Each dimension is expressed on a 100-point scale from 0 to 100 with a gradation of 5 points. In this study, the final rating of perceived workload is calculated as the average of the six dimensions observed. However, in addition to the approach in which the average score of all six dimensions is taken into account, it is also possible to use an approach in which the dimensions are considered in terms of their weighting, i.e., the relative importance of the dimension. The weighting can be estimated using, for example, the AHP method or questionnaires to obtain a subjective assessment of the weighting of the dimensions or using, for example, the entropy-weighted method to assign an objective weight to each observed dimension.

Ignoring the subjectively perceived workload means ignoring the invisible overload of workers, their cognitive effort, the risk of burnout, and human failure due to overload. Using tools like NASA TLX allows the designer to quantify the effort perceived (or experienced) by operators and optimize assembly lines based on time and perceived stress, creating a more human-centered, sustainable process. The NASA TLX questionnaire was completed after the assembly of each product to determine the workload perceived by the operators.

2.3. Product Assembly Complexity from the Operator’s Perspective

This paper proposes a work element complexity index that integrates subjectively perceived workload, as determined by the NASA TLX questionnaire, and objective measures of product assembly complexity. This index quantifies the relative contribution of each work element to the overall workload from the perspective of the operator performing the assembly process. That is, it shows how much of the total perceived workload of the product “belongs” to a particular work element, given the technical complexity of the product and the assembly tasks. For the purpose of this study and the construction of the proposed index, a linear relationship between the variables was assumed, which facilitates interpretation and application of the model in practice. The proposed index results from the following expression:

$${{\Omega }_e}^p=W^p\times {\displaystyle \frac{C_e^p}{C^p}}$$

(6)

where ${{\Omega }_e}^p$ is the assembly complexity of the work element $e$ for the observed product $p$, $W^p$ is the perceived assembly workload value of the observed product obtained from the NASA TLX questionnaire, and $C_e^p$ is the structural assembly complexity of the work element $e$ for the product $p$, while $C^p$ is the total structural assembly complexity of the product $p$ obtained from Equation (1). The structural assembly complexity of a work element, $C_e^p$, is also calculated according to Equation (1); however, not all product components and their interactions are considered but only those components and interactions that are required for the assembly of this work element according to the assembly sequence. This expression can be represented as follows:

$$C_e^p=C_{e,1}^p+C_{e,2}^p\times C_3^p,$$

(7)

where $C_{e,1}^p$ represents the complexity of the individual components that make up the work element $e$ for product $p$, while $C_{e,2}^p$ represents the complexity of the interactions for this work element.

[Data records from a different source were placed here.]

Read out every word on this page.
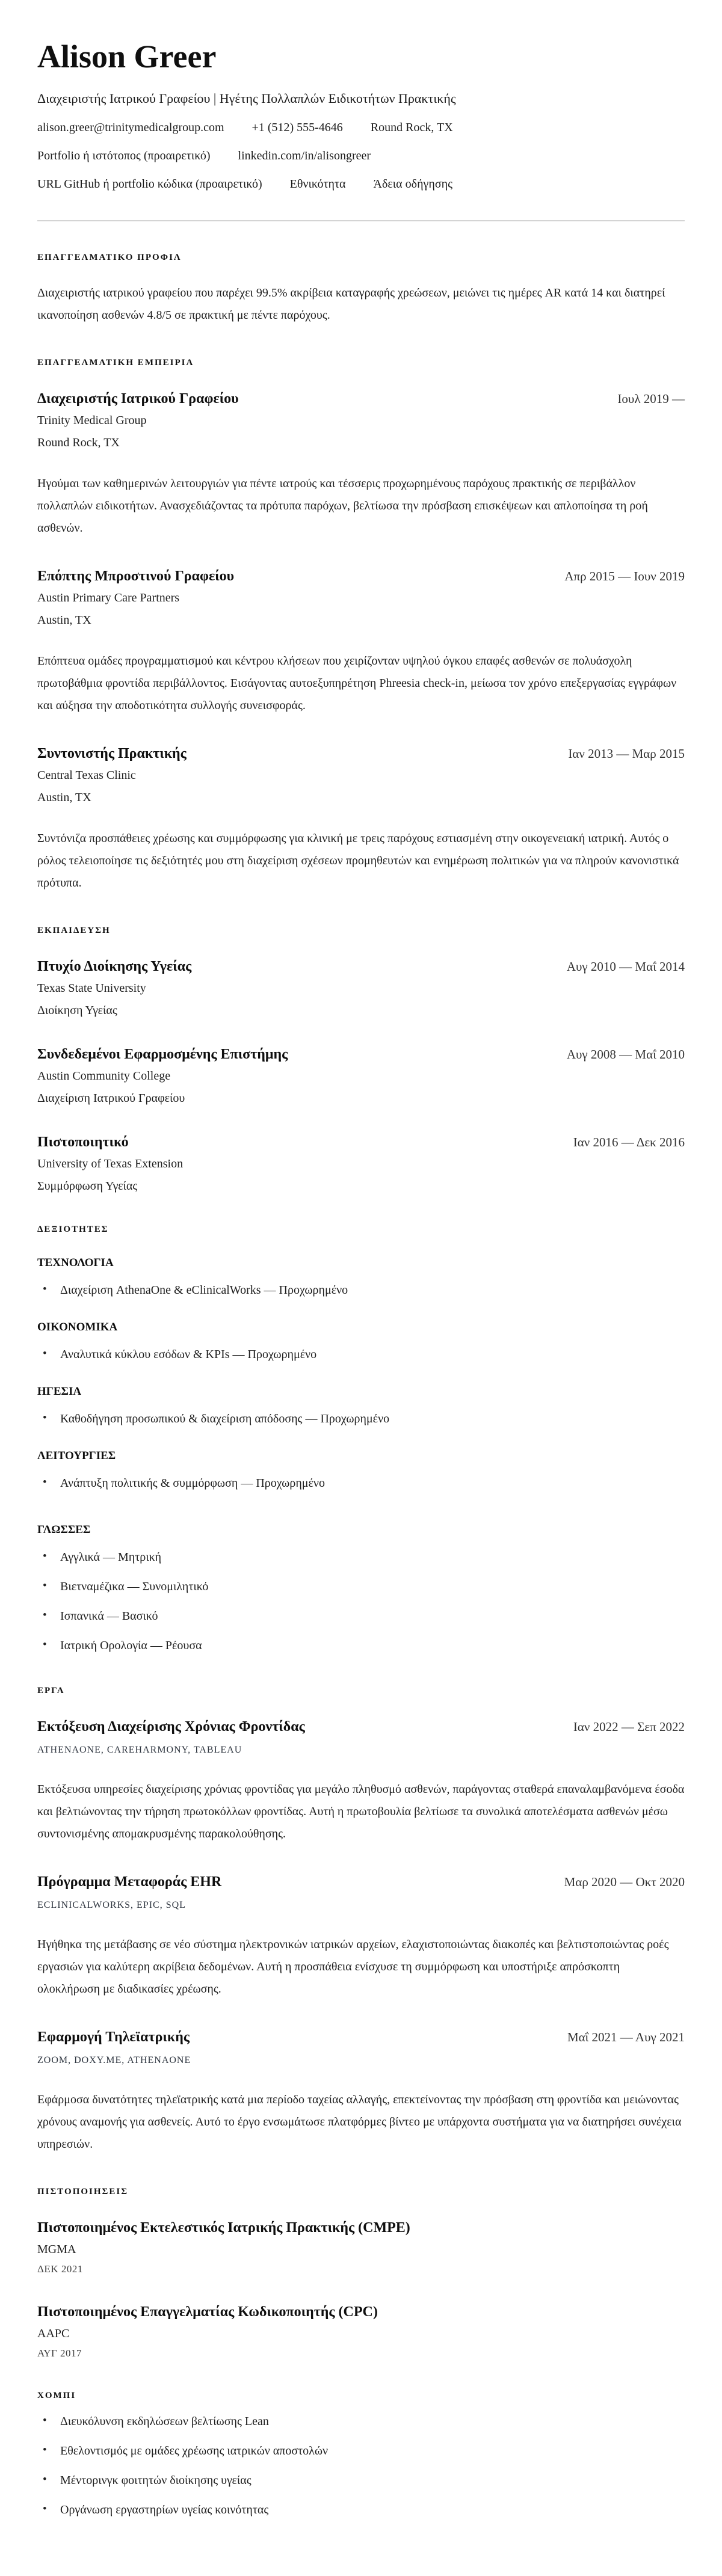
Alison Greer
Διαχειριστής Ιατρικού Γραφείου | Ηγέτης Πολλαπλών Ειδικοτήτων Πρακτικής
alison.greer@trinitymedicalgroup.com +1 (512) 555-4646 Round Rock, TX
Portfolio ή ιστότοπος (προαιρετικό) linkedin.com/in/alisongreer
URL GitHub ή portfolio κώδικα (προαιρετικό) Εθνικότητα Άδεια οδήγησης
ΕΠΑΓΓΕΛΜΑΤΙΚΟ ΠΡΟΦΙΛ
Διαχειριστής ιατρικού γραφείου που παρέχει 99.5% ακρίβεια καταγραφής χρεώσεων, μειώνει τις ημέρες AR κατά 14 και διατηρεί ικανοποίηση ασθενών 4.8/5 σε πρακτική με πέντε παρόχους.
ΕΠΑΓΓΕΛΜΑΤΙΚΗ ΕΜΠΕΙΡΙΑ
Διαχειριστής Ιατρικού Γραφείου	Ιουλ 2019 —
Trinity Medical Group
Round Rock, TX
Ηγούμαι των καθημερινών λειτουργιών για πέντε ιατρούς και τέσσερις προχωρημένους παρόχους πρακτικής σε περιβάλλον πολλαπλών ειδικοτήτων. Ανασχεδιάζοντας τα πρότυπα παρόχων, βελτίωσα την πρόσβαση επισκέψεων και απλοποίησα τη ροή ασθενών.
Επόπτης Μπροστινού Γραφείου	Απρ 2015 — Ιουν 2019
Austin Primary Care Partners
Austin, TX
Επόπτευα ομάδες προγραμματισμού και κέντρου κλήσεων που χειρίζονταν υψηλού όγκου επαφές ασθενών σε πολυάσχολη πρωτοβάθμια φροντίδα περιβάλλοντος. Εισάγοντας αυτοεξυπηρέτηση Phreesia check-in, μείωσα τον χρόνο επεξεργασίας εγγράφων και αύξησα την αποδοτικότητα συλλογής συνεισφοράς.
Συντονιστής Πρακτικής	Ιαν 2013 — Μαρ 2015
Central Texas Clinic
Austin, TX
Συντόνιζα προσπάθειες χρέωσης και συμμόρφωσης για κλινική με τρεις παρόχους εστιασμένη στην οικογενειακή ιατρική. Αυτός ο ρόλος τελειοποίησε τις δεξιότητές μου στη διαχείριση σχέσεων προμηθευτών και ενημέρωση πολιτικών για να πληρούν κανονιστικά πρότυπα.
ΕΚΠΑΙΔΕΥΣΗ
Πτυχίο Διοίκησης Υγείας	Αυγ 2010 — Μαΐ 2014
Texas State University
Διοίκηση Υγείας
Συνδεδεμένοι Εφαρμοσμένης Επιστήμης	Αυγ 2008 — Μαΐ 2010
Austin Community College
Διαχείριση Ιατρικού Γραφείου
Πιστοποιητικό	Ιαν 2016 — Δεκ 2016
University of Texas Extension
Συμμόρφωση Υγείας
ΔΕΞΙΟΤΗΤΕΣ
ΤΕΧΝΟΛΟΓΙΑ
• Διαχείριση AthenaOne & eClinicalWorks — Προχωρημένο
ΟΙΚΟΝΟΜΙΚΑ
• Αναλυτικά κύκλου εσόδων & KPIs — Προχωρημένο
ΗΓΕΣΙΑ
• Καθοδήγηση προσωπικού & διαχείριση απόδοσης — Προχωρημένο
ΛΕΙΤΟΥΡΓΙΕΣ
• Ανάπτυξη πολιτικής & συμμόρφωση — Προχωρημένο
ΓΛΩΣΣΕΣ
• Αγγλικά — Μητρική
• Βιετναμέζικα — Συνομιλητικό
• Ισπανικά — Βασικό
• Ιατρική Ορολογία — Ρέουσα
ΕΡΓΑ
Εκτόξευση Διαχείρισης Χρόνιας Φροντίδας	Ιαν 2022 — Σεπ 2022
ATHENAONE, CAREHARMONY, TABLEAU
Εκτόξευσα υπηρεσίες διαχείρισης χρόνιας φροντίδας για μεγάλο πληθυσμό ασθενών, παράγοντας σταθερά επαναλαμβανόμενα έσοδα και βελτιώνοντας την τήρηση πρωτοκόλλων φροντίδας. Αυτή η πρωτοβουλία βελτίωσε τα συνολικά αποτελέσματα ασθενών μέσω συντονισμένης απομακρυσμένης παρακολούθησης.
Πρόγραμμα Μεταφοράς EHR	Μαρ 2020 — Οκτ 2020
ECLINICALWORKS, EPIC, SQL
Ηγήθηκα της μετάβασης σε νέο σύστημα ηλεκτρονικών ιατρικών αρχείων, ελαχιστοποιώντας διακοπές και βελτιστοποιώντας ροές εργασιών για καλύτερη ακρίβεια δεδομένων. Αυτή η προσπάθεια ενίσχυσε τη συμμόρφωση και υποστήριξε απρόσκοπτη ολοκλήρωση με διαδικασίες χρέωσης.
Εφαρμογή Τηλεϊατρικής	Μαΐ 2021 — Αυγ 2021
ZOOM, DOXY.ME, ATHENAONE
Εφάρμοσα δυνατότητες τηλεϊατρικής κατά μια περίοδο ταχείας αλλαγής, επεκτείνοντας την πρόσβαση στη φροντίδα και μειώνοντας χρόνους αναμονής για ασθενείς. Αυτό το έργο ενσωμάτωσε πλατφόρμες βίντεο με υπάρχοντα συστήματα για να διατηρήσει συνέχεια υπηρεσιών.
ΠΙΣΤΟΠΟΙΗΣΕΙΣ
Πιστοποιημένος Εκτελεστικός Ιατρικής Πρακτικής (CMPE)
MGMA
ΔΕΚ 2021
Πιστοποιημένος Επαγγελματίας Κωδικοποιητής (CPC)
AAPC
ΑΥΓ 2017
ΧΟΜΠΙ
• Διευκόλυνση εκδηλώσεων βελτίωσης Lean
• Εθελοντισμός με ομάδες χρέωσης ιατρικών αποστολών
• Μέντορινγκ φοιτητών διοίκησης υγείας
• Οργάνωση εργαστηρίων υγείας κοινότητας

According to Equation (6), it follows that:

$$W^p=\sum _{e=1}^m{{\Omega }_e}^p,$$

(8)

where $m$ is the total number of work elements for product $p$.

2.4. Product Structure and Assembly Processes

In this study, three different products were used to carry out the assembly process: Car 1, Car 2, and Car 3. These products are illustrated in Figure 2. The case study concerns the manual assembly of these products.

As can be seen in Figure 2, these products consist of similar or identical components. Their assembly process is divided into work elements, i.e., a predefined set of assembly tasks. Work elements refer to a set of logically related and predefined basic steps that the operator must perform in order to assemble the product correctly. Each product consists of five work elements, with some work elements being the same for all products. In total, there are 12 different work elements for the products under consideration. The precedence diagrams of the work elements for the products under consideration are shown in Figure 3. They show the sequential and parallel assembly steps in the product assembly process. In Figure 3, the different work elements are shown with nodes numbered from 1 to 12, while the work elements that are common to two or three products are shown in purple. The observed products consist of approximately a similar number of components (30 or 31 parts).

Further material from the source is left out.